We had stood in line earlier that day at the grocery store. She looked up at me and said, I don't even feel like I'm going to be 9 years old tomorrow. I looked at the cashier to see if he got the hint. I don't think he heard you.
I didn't want him to hear me. I wasn't bragging that it's my birthday.
Why not? It's nice when people wish you a happy birthday.
It is nice! she smiled. I do like it.
It is your day.
I am uncovering, slowly, a few details here and there. There was an obituary and a newspaper article. There is the shame of spying on all these strangers and the shame of caring. There is the guilt of having this distract from happier occasions in the here/now. After skating, we went out to a Mexican restaurant with Alex's sister and her husband, our close friends all these years. They offered support and encouragement and there was even the stubborn, pointless guilt suffered by those incapable of processing kindness.

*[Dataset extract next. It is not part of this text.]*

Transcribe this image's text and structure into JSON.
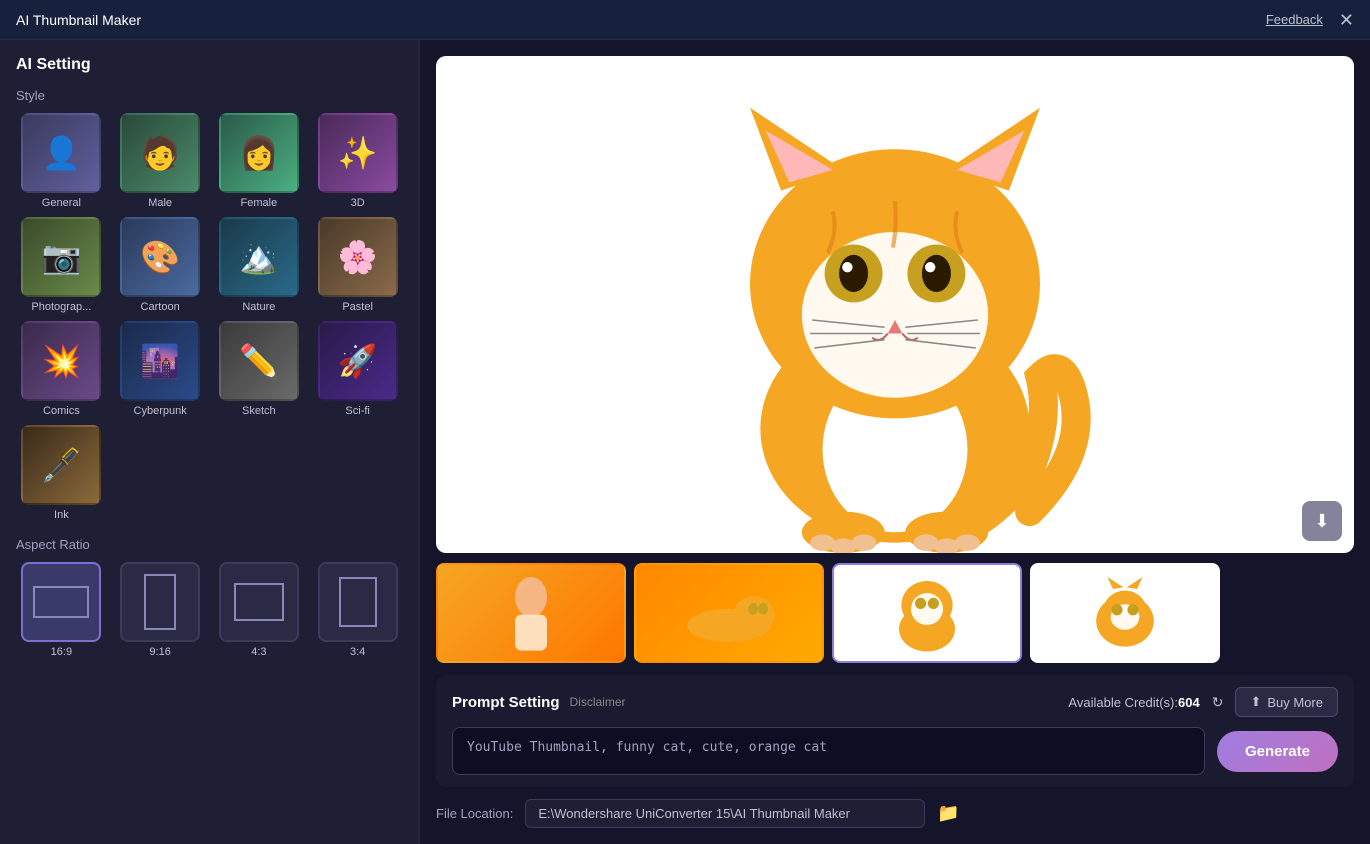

The waitstaff emerged towards the end of the night with a birthday cake and we all sang paeans to my daughter. The funeral was a few hours earlier, while I was out for a run and mentally composing a letter to a stranger who might or might not remind me that nothing from 30 years ago still fits.
I have been reading with sadness the story of the house fire...
She hasn't responded, and probably won't. No hard feelings. Not after all this time that never even passed.